Labour leader Jeremy Corbyn has appealed to his party members to unite as an opposition to the Conservative government.
In a column for the Sunday Mirror, Corbyn, who has been under pressure to quit since nearly his entire shadow cabinet resigned last week, said he was willing to "reach out" to MPs who didn't accept his election as leader.
But he said they need to "respect democracy" in relation to the EU referendum and his election as party leader.
We must respect the democratic decision of the British people – and negotiate a new relationship with the EU. The need to respect democracy also goes for the Labour Party. I was elected nine months ago, by 60 per cent of Labour members and supporters, for a new kind of politics in a country that clearly wants real change. I am ready to reach out to Labour MPs who didn’t accept my election and oppose my leadership – and work with the whole party to provide the alternative the country needs.

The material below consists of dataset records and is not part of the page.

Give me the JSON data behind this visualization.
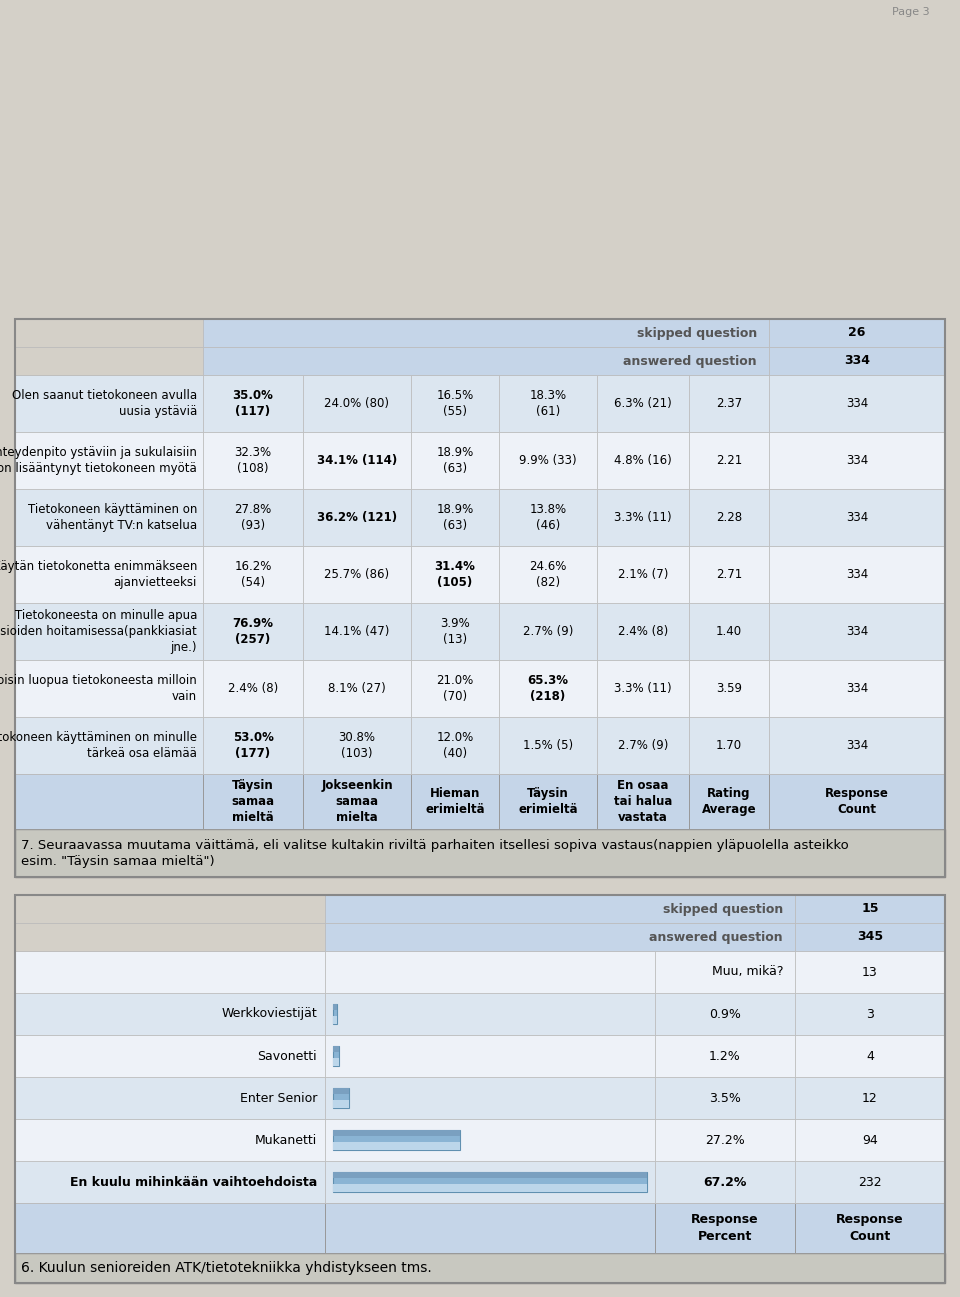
{
  "page_bg": "#d4d0c8",
  "table_outer_bg": "#ffffff",
  "header_bg": "#c5d5e8",
  "row_bg_even": "#dce6f0",
  "row_bg_odd": "#eef2f8",
  "footer_bg": "#c5d5e8",
  "title_bg": "#c8c8c0",
  "border_color": "#999999",
  "q6_title": "6. Kuulun senioreiden ATK/tietotekniikka yhdistykseen tms.",
  "q6_rows": [
    {
      "label": "En kuulu mihinkään vaihtoehdoista",
      "pct": "67.2%",
      "count": "232",
      "bar": 0.672,
      "bold": true
    },
    {
      "label": "Mukanetti",
      "pct": "27.2%",
      "count": "94",
      "bar": 0.272,
      "bold": false
    },
    {
      "label": "Enter Senior",
      "pct": "3.5%",
      "count": "12",
      "bar": 0.035,
      "bold": false
    },
    {
      "label": "Savonetti",
      "pct": "1.2%",
      "count": "4",
      "bar": 0.012,
      "bold": false
    },
    {
      "label": "Werkkoviestijät",
      "pct": "0.9%",
      "count": "3",
      "bar": 0.009,
      "bold": false
    }
  ],
  "q6_muu_count": "13",
  "q6_answered": "345",
  "q6_skipped": "15",
  "q7_title": "7. Seuraavassa muutama väittämä, eli valitse kultakin riviltä parhaiten itsellesi sopiva vastaus(nappien yläpuolella asteikko\nesim. \"Täysin samaa mieltä\")",
  "q7_col_headers": [
    "Täysin\nsamaa\nmieltä",
    "Jokseenkin\nsamaa\nmielta",
    "Hieman\nerimieltä",
    "Täysin\nerimieltä",
    "En osaa\ntai halua\nvastata",
    "Rating\nAverage",
    "Response\nCount"
  ],
  "q7_rows": [
    {
      "label": "Tietokoneen käyttäminen on minulle\ntärkeä osa elämää",
      "c0": "53.0%\n(177)",
      "c1": "30.8%\n(103)",
      "c2": "12.0%\n(40)",
      "c3": "1.5% (5)",
      "c4": "2.7% (9)",
      "c5": "1.70",
      "c6": "334",
      "bold": 0
    },
    {
      "label": "Voisin luopua tietokoneesta milloin\nvain",
      "c0": "2.4% (8)",
      "c1": "8.1% (27)",
      "c2": "21.0%\n(70)",
      "c3": "65.3%\n(218)",
      "c4": "3.3% (11)",
      "c5": "3.59",
      "c6": "334",
      "bold": 3
    },
    {
      "label": "Tietokoneesta on minulle apua\nasioiden hoitamisessa(pankkiasiat\njne.)",
      "c0": "76.9%\n(257)",
      "c1": "14.1% (47)",
      "c2": "3.9%\n(13)",
      "c3": "2.7% (9)",
      "c4": "2.4% (8)",
      "c5": "1.40",
      "c6": "334",
      "bold": 0
    },
    {
      "label": "Käytän tietokonetta enimmäkseen\najanvietteeksi",
      "c0": "16.2%\n(54)",
      "c1": "25.7% (86)",
      "c2": "31.4%\n(105)",
      "c3": "24.6%\n(82)",
      "c4": "2.1% (7)",
      "c5": "2.71",
      "c6": "334",
      "bold": 2
    },
    {
      "label": "Tietokoneen käyttäminen on\nvähentänyt TV:n katselua",
      "c0": "27.8%\n(93)",
      "c1": "36.2% (121)",
      "c2": "18.9%\n(63)",
      "c3": "13.8%\n(46)",
      "c4": "3.3% (11)",
      "c5": "2.28",
      "c6": "334",
      "bold": 1
    },
    {
      "label": "Yhteydenpito ystäviin ja sukulaisiin\non lisääntynyt tietokoneen myötä",
      "c0": "32.3%\n(108)",
      "c1": "34.1% (114)",
      "c2": "18.9%\n(63)",
      "c3": "9.9% (33)",
      "c4": "4.8% (16)",
      "c5": "2.21",
      "c6": "334",
      "bold": 1
    },
    {
      "label": "Olen saanut tietokoneen avulla\nuusia ystäviä",
      "c0": "35.0%\n(117)",
      "c1": "24.0% (80)",
      "c2": "16.5%\n(55)",
      "c3": "18.3%\n(61)",
      "c4": "6.3% (21)",
      "c5": "2.37",
      "c6": "334",
      "bold": 0
    }
  ],
  "q7_answered": "334",
  "q7_skipped": "26"
}
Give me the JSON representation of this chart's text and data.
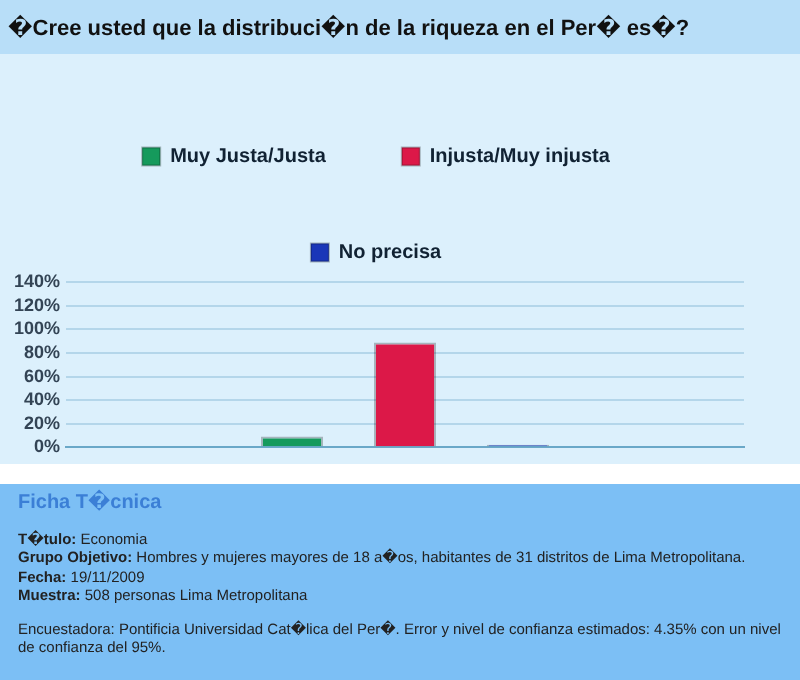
{
  "chart_data": {
    "type": "bar",
    "title": "�Cree usted que la distribuci�n de la riqueza en el Per� es�?",
    "categories": [
      null
    ],
    "series": [
      {
        "name": "Muy Justa/Justa",
        "color": "#159a5c",
        "values": [
          9
        ]
      },
      {
        "name": "Injusta/Muy injusta",
        "color": "#dc1848",
        "values": [
          89
        ]
      },
      {
        "name": "No precisa",
        "color": "#1a36b8",
        "values": [
          2
        ]
      }
    ],
    "ylim": [
      0,
      140
    ],
    "yticks": [
      {
        "value": 0,
        "label": "0%"
      },
      {
        "value": 20,
        "label": "20%"
      },
      {
        "value": 40,
        "label": "40%"
      },
      {
        "value": 60,
        "label": "60%"
      },
      {
        "value": 80,
        "label": "80%"
      },
      {
        "value": 100,
        "label": "100%"
      },
      {
        "value": 120,
        "label": "120%"
      },
      {
        "value": 140,
        "label": "140%"
      }
    ],
    "grid": "y",
    "legend": "top",
    "annotations": [
      "Ficha T�cnica",
      "T�tulo: Economia",
      "Grupo Objetivo: Hombres y mujeres mayores de 18 a�os, habitantes de 31 distritos de Lima Metropolitana.",
      "Fecha: 19/11/2009",
      "Muestra: 508 personas Lima Metropolitana",
      "Encuestadora: Pontificia Universidad Cat�lica del Per�. Error y nivel de confianza estimados: 4.35% con un nivel de confianza del 95%."
    ]
  }
}
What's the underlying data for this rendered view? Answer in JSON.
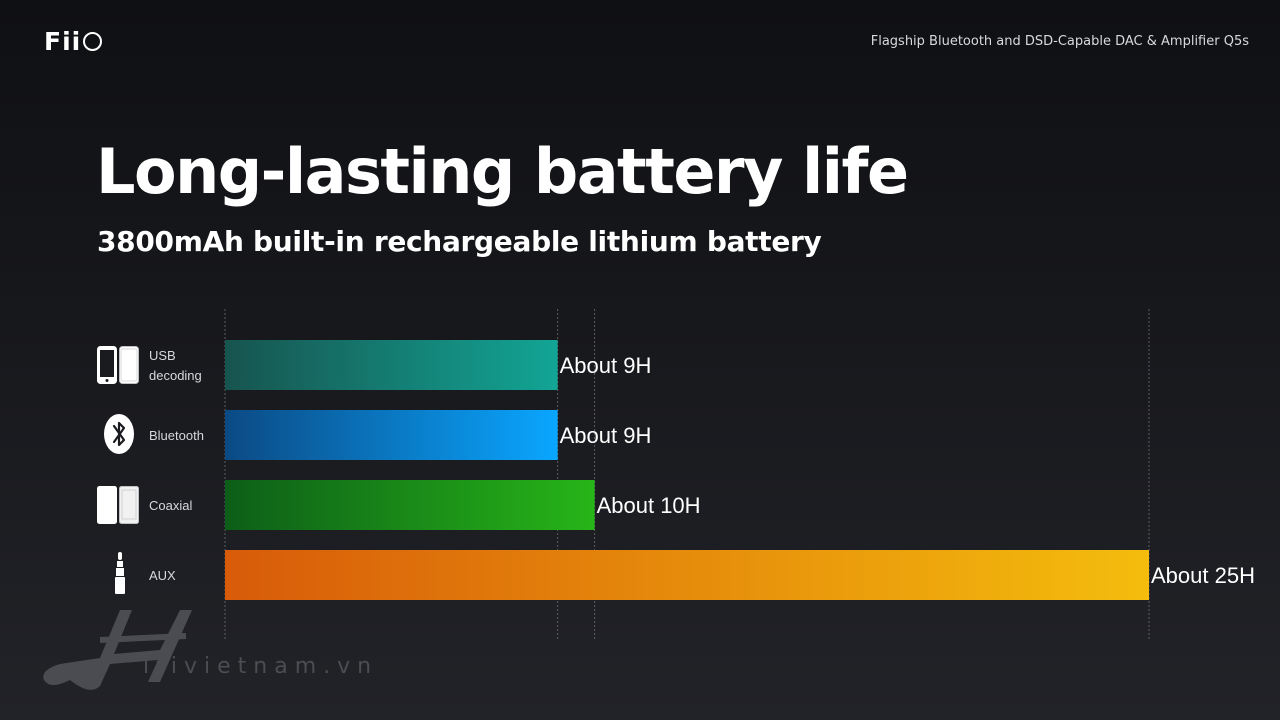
{
  "brand": {
    "logo_text": "Fii"
  },
  "header": {
    "product": "Flagship Bluetooth and DSD-Capable DAC & Amplifier Q5s"
  },
  "title": "Long-lasting battery life",
  "subtitle": "3800mAh built-in rechargeable lithium battery",
  "watermark": {
    "text": "ifivietnam.vn"
  },
  "chart_data": {
    "type": "bar",
    "orientation": "horizontal",
    "categories": [
      "USB decoding",
      "Bluetooth",
      "Coaxial",
      "AUX"
    ],
    "category_lines": [
      [
        "USB",
        "decoding"
      ],
      [
        "Bluetooth"
      ],
      [
        "Coaxial"
      ],
      [
        "AUX"
      ]
    ],
    "category_icons": [
      "phone-icon",
      "bluetooth-icon",
      "coaxial-device-icon",
      "audio-jack-icon"
    ],
    "values": [
      9,
      9,
      10,
      25
    ],
    "value_labels": [
      "About 9H",
      "About 9H",
      "About 10H",
      "About 25H"
    ],
    "xlim": [
      0,
      25
    ],
    "unit": "H",
    "grid": true,
    "legend": "none",
    "bar_gradients": [
      [
        "#17544f",
        "#12a595"
      ],
      [
        "#0b4a84",
        "#0aa6ff"
      ],
      [
        "#0d5e18",
        "#27b518"
      ],
      [
        "#d85b0a",
        "#f4bd0d"
      ]
    ]
  }
}
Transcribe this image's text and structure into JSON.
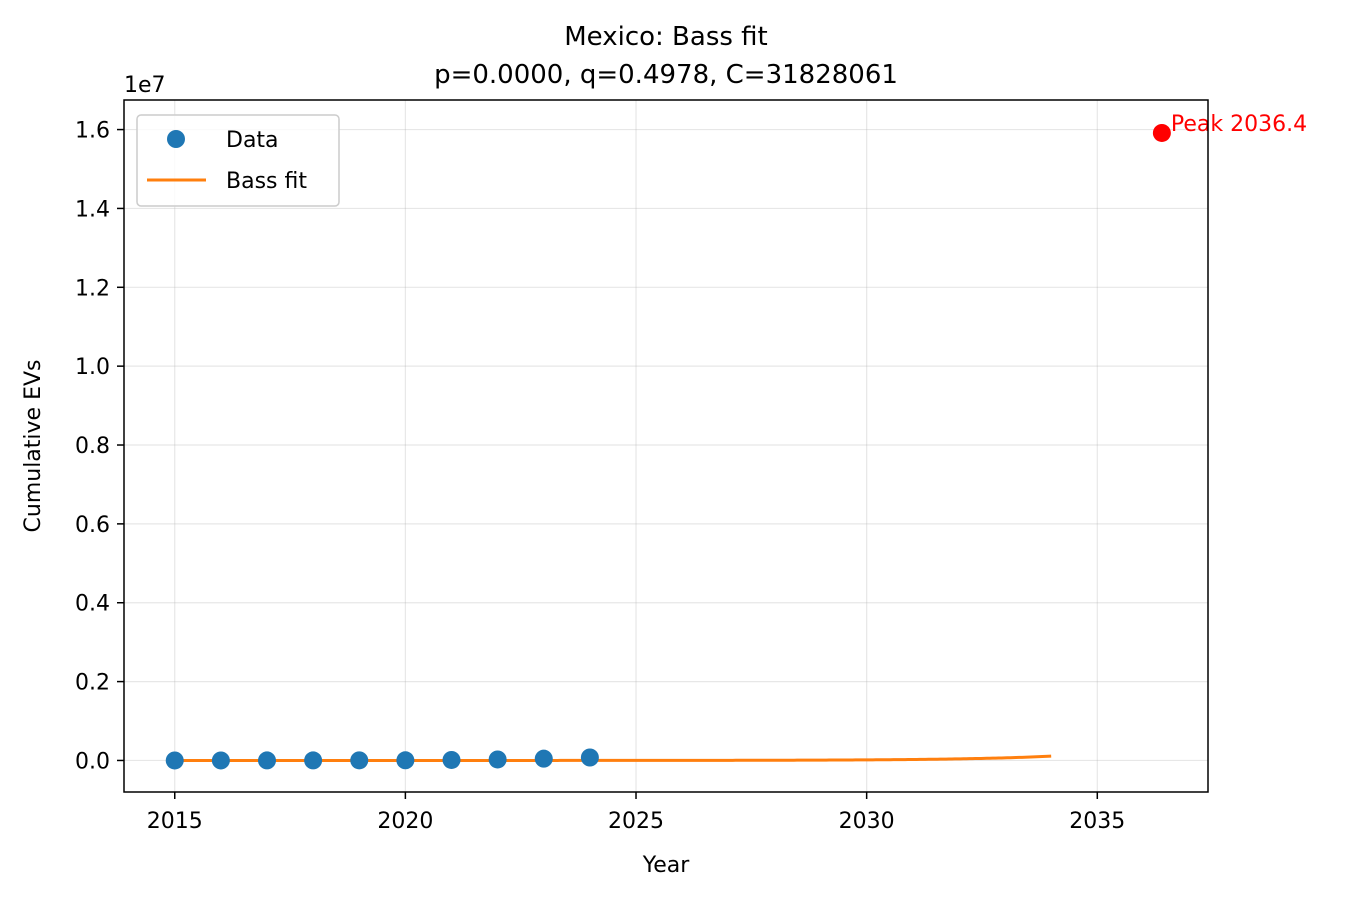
{
  "chart_data": {
    "type": "scatter",
    "title": "Mexico: Bass fit",
    "subtitle": "p=0.0000, q=0.4978, C=31828061",
    "xlabel": "Year",
    "ylabel": "Cumulative EVs",
    "y_offset_label": "1e7",
    "xlim": [
      2013.9,
      2037.4
    ],
    "ylim": [
      -0.08,
      1.675
    ],
    "y_scale_factor": 10000000,
    "x_ticks": [
      2015,
      2020,
      2025,
      2030,
      2035
    ],
    "x_tick_labels": [
      "2015",
      "2020",
      "2025",
      "2030",
      "2035"
    ],
    "y_ticks": [
      0.0,
      0.2,
      0.4,
      0.6,
      0.8,
      1.0,
      1.2,
      1.4,
      1.6
    ],
    "y_tick_labels": [
      "0.0",
      "0.2",
      "0.4",
      "0.6",
      "0.8",
      "1.0",
      "1.2",
      "1.4",
      "1.6"
    ],
    "grid": true,
    "legend_placement": "top-left",
    "series": [
      {
        "name": "Data",
        "kind": "scatter",
        "color": "#1f77b4",
        "x": [
          2015,
          2016,
          2017,
          2018,
          2019,
          2020,
          2021,
          2022,
          2023,
          2024
        ],
        "y": [
          100,
          300,
          600,
          1200,
          2500,
          5000,
          12000,
          25000,
          45000,
          75000
        ]
      },
      {
        "name": "Bass fit",
        "kind": "line",
        "color": "#ff7f0e",
        "p": 1e-07,
        "q": 0.4978,
        "C": 31828061,
        "x_start": 2015,
        "x_end": 2034,
        "t0": 2014.42
      }
    ],
    "peak": {
      "label": "Peak 2036.4",
      "x": 2036.4,
      "y": 15914030,
      "color": "#ff0000"
    }
  }
}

But Mr Corbyn also stressed that they also need "to respect the democracy of our party and the views of Labour’s membership, which has increased by more than 60,000 in the past week alone".
"Those who want to challenge my leadership are free to do so in a democratic contest, in which I will be a candidate."
"But the responsibility of our whole party is to stand up in united opposition to the Tory Government," he added.
Meanwhile, Angela Eagle, who is expected to launch a leadership challenge against Mr Corbyn, has renewed her call for him to do the "right thing for the party and the country".